Author: Ethan Lewis
Date Of Publication: Aug 2010
This text will “make one see something new [by granting] new eyes to see with,” as Ezra Pound remarked of Imagism. Still he soon dissociated himself from the movement he helped found, to which T. S. Eliot never belonged.
Why, then, study Pound and Eliot as Imagists? As the former phrased it, to offer “language to think in” regarding their shared premium on precision; and to explicate differing reasons for this emphasis. Pound plies accuracy to carve distinctions. By carving, he sought to delineate components of a model culture. Conversely, and paradoxically, severances renderable through apt language enabled Eliot to intuit a divine “amalgamation”—which would displace inevitable confusions among objects, and between subject and object: turmoil dramatized in Eliot’s early work.
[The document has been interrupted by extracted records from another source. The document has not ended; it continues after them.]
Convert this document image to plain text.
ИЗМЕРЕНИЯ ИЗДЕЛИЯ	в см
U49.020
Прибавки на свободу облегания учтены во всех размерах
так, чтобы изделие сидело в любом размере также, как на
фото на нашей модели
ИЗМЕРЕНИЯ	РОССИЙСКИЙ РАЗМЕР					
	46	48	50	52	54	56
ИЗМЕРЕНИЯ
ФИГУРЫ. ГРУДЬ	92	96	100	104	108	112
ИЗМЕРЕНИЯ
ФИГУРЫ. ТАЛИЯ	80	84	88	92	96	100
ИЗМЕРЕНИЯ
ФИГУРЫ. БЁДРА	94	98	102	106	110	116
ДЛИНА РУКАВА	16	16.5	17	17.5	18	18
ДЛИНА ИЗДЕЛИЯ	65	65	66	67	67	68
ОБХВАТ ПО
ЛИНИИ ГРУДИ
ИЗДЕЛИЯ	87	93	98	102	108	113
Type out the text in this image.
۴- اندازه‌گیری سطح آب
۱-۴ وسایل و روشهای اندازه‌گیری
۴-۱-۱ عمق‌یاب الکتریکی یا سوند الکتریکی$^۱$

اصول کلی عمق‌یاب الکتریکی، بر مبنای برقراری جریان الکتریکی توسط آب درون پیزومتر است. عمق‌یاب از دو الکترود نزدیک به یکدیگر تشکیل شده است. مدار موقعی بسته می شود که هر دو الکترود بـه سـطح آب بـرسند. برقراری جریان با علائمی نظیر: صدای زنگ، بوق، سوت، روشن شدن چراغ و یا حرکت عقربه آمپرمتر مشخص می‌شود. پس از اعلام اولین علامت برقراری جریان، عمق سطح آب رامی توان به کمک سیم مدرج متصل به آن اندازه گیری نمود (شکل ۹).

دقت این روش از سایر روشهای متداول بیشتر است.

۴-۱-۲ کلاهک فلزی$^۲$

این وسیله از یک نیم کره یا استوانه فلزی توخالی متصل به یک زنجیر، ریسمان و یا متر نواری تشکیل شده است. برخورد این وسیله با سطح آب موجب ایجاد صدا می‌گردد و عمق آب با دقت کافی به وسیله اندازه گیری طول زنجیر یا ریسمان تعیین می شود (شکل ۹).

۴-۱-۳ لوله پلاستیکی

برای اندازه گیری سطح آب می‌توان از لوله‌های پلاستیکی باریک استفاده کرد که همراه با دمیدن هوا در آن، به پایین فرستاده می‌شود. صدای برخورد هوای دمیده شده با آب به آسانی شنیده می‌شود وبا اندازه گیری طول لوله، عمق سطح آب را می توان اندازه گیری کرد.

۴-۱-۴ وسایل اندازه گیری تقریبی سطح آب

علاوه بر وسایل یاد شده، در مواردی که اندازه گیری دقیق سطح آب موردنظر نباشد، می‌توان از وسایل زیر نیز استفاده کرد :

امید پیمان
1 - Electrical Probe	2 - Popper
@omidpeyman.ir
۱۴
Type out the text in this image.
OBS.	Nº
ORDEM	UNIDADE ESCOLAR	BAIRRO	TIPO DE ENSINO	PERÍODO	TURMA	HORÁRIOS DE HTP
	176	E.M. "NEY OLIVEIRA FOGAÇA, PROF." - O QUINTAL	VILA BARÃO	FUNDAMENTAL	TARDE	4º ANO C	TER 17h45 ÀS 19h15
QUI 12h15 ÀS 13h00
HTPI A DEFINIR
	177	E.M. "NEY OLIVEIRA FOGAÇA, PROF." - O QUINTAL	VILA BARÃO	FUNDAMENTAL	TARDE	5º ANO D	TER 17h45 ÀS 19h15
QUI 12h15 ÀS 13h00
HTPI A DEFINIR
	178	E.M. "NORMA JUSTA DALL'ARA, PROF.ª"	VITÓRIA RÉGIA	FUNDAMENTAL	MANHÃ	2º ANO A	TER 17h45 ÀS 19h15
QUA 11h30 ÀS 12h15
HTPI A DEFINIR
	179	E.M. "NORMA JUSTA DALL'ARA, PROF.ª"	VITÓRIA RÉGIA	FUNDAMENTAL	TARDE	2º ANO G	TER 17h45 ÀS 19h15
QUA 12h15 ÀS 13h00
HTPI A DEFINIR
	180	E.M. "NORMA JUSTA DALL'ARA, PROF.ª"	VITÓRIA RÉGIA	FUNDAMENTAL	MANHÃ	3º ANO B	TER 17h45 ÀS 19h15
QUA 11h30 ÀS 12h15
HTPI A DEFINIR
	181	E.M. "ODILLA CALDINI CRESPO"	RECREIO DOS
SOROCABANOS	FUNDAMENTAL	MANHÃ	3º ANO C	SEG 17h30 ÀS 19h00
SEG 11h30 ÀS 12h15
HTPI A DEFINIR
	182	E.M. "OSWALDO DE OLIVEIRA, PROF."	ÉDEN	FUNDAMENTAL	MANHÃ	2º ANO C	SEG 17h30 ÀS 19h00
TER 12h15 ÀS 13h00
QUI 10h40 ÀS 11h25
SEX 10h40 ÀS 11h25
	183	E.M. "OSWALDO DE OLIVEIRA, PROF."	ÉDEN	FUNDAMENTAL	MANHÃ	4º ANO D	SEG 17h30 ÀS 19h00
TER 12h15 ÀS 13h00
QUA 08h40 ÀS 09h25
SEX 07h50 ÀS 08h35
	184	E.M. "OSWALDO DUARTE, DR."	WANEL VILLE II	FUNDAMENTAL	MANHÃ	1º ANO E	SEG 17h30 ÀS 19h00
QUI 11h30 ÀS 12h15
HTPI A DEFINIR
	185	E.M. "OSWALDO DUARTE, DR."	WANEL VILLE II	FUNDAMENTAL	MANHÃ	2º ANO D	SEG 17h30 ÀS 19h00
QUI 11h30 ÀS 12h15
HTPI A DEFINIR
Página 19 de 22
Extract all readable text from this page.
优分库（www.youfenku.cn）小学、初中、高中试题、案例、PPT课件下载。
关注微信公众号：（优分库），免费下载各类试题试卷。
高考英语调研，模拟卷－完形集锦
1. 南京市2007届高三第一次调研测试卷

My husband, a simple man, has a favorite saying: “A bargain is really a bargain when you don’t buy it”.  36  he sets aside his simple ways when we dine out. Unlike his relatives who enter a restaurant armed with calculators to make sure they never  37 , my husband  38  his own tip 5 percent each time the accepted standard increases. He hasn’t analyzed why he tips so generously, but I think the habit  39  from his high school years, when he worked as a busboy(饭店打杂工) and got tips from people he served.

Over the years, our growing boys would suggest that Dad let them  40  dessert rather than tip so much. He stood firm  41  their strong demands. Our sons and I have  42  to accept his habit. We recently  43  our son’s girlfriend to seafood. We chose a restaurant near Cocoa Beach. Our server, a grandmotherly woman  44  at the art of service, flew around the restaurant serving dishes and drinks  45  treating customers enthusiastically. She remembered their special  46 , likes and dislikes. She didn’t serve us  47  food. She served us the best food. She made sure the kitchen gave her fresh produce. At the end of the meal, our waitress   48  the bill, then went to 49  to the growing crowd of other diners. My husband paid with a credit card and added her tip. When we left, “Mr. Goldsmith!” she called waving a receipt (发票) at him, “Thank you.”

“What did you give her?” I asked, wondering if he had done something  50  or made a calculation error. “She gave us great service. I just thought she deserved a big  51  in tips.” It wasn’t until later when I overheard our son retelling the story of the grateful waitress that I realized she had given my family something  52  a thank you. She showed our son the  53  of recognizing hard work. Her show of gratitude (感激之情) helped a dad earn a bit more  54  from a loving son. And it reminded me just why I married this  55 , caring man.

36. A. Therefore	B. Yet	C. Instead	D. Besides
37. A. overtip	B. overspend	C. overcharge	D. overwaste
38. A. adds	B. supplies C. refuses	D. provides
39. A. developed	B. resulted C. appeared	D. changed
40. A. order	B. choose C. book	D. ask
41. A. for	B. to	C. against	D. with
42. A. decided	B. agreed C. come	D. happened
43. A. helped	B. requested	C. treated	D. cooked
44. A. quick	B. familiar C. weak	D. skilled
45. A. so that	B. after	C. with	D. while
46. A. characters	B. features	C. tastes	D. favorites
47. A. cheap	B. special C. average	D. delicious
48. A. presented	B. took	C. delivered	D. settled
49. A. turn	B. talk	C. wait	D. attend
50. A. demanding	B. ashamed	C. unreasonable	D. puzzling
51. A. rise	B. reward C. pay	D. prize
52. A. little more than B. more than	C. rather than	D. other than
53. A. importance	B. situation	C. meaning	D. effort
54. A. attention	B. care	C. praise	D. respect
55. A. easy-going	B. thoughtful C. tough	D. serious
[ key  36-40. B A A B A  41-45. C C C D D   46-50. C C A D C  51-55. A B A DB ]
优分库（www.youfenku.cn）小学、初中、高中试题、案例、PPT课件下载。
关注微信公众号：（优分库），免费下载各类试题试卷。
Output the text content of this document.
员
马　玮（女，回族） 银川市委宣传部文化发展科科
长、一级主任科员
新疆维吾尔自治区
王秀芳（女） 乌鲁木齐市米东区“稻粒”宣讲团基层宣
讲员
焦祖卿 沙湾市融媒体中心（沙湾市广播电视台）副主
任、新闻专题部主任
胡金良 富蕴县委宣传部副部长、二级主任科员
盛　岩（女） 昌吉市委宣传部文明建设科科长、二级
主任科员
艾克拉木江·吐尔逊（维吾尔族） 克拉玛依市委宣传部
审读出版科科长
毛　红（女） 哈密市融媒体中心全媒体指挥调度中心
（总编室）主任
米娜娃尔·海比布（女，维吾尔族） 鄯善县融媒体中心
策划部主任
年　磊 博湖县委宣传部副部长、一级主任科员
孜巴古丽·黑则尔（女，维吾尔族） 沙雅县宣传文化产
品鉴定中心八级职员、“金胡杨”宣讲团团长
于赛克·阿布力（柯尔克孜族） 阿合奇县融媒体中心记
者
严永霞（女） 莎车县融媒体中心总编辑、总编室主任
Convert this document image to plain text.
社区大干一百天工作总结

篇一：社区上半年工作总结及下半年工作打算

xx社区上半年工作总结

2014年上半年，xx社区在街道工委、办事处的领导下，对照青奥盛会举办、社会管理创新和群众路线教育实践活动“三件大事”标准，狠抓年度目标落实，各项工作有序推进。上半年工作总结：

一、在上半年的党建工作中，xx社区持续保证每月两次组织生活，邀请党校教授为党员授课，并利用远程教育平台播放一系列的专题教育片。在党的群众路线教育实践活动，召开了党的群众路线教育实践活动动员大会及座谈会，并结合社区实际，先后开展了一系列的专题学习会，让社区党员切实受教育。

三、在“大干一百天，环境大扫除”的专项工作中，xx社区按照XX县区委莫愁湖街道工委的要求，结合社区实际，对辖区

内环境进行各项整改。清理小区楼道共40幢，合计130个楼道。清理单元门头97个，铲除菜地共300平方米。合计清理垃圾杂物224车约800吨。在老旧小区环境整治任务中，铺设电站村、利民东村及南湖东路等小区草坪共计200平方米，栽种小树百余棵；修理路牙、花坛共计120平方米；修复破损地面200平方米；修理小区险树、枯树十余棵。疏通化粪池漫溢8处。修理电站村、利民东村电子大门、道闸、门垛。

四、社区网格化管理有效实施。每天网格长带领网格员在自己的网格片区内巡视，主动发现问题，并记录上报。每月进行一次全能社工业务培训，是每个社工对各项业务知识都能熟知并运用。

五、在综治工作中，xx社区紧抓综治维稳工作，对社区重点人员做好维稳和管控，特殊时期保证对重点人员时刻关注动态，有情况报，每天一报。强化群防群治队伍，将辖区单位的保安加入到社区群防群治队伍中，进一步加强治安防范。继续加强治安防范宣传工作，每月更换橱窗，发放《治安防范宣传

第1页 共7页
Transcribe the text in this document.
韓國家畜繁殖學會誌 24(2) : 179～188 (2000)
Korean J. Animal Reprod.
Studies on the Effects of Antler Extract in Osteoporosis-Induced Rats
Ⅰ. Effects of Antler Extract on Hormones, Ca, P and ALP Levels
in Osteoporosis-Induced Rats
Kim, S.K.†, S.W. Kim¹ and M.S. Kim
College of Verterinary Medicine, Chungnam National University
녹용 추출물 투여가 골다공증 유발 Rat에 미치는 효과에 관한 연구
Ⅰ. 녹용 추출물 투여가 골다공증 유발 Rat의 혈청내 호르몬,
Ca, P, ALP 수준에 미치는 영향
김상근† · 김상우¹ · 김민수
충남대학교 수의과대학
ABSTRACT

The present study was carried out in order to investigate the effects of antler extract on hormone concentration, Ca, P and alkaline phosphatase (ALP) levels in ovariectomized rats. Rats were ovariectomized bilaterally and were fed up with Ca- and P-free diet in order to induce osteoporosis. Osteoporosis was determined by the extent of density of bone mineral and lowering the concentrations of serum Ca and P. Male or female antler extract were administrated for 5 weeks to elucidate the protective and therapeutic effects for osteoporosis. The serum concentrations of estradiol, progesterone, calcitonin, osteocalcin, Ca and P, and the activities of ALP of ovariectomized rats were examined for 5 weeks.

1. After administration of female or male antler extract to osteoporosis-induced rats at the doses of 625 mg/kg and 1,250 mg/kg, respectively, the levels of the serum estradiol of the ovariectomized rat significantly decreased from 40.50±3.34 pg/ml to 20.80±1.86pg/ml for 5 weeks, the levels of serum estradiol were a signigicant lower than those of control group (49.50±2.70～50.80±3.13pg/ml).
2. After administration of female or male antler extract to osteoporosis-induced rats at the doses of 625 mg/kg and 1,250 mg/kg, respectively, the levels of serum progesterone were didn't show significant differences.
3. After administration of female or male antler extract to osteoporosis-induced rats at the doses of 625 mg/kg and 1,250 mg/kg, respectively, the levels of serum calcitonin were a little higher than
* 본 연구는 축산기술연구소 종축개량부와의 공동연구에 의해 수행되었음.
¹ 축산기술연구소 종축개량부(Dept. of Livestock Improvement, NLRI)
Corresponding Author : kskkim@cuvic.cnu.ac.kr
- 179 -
A book focusing this opposition requires concrete manifestations. Imagist poetics of the nineteen teens and twenties, as our authors understood it, informs exploring their disparate tendencies; and provides examples of that contrast.
Because they transcended it, Imagism initiates Pound’s and Eliot’s development. Poets wed to Imagism necessarily treat “small things” (Dasenbrock), due to their “poetic of stasis” (Kenner). Imagist techniques, however—presenting interactive “complexes”; creating illusions of spatio-temporal freedom—set the course for the Modernist long poem.
Our subjects extend a tradition, limned by several scholars, principally Sir Frank Kermode. Romantic Imag[ism] “animates ... the best writing between Coleridge and Blake ... and Pound and Eliot.” A parallel critical inheritance this study will humbly continue.
Ethan Lewis has taught Modern and Renaissance Literature at the University of Illinois-Springfield, USA, for sixteen years, since receiving his doctorate from Boston College (where he also taught and earned his baccalaureate). His works include a collaboration with Robert McGregor, Conundrums for the Long Week-End: England, Dorothy L. Sayers, and Lord Peter Wimsey (Kent State, 2000), which garnered the Mystery Writers of America Edgar Award for finest critical monograph of an author in that genre. Parts of Modernist Image have appeared in Paideuma: A Journal Devoted to Ezra Pound Scholarship, and he has contributed the chapter on Imagism in Ezra Pound: In Context (rev. ed.), edited by Ira Nadel (Cambridge University Press, forthcoming). Lewis has also published on Wallace Stevens and William Carlos Williams, and on Readings in Relation, pairing noted poets with little known artists. He plans to release the entire critical anthology of RR. He is currently working on Questions of Characters: Shakespeare’s and Our Own, a phenomenological inquiry.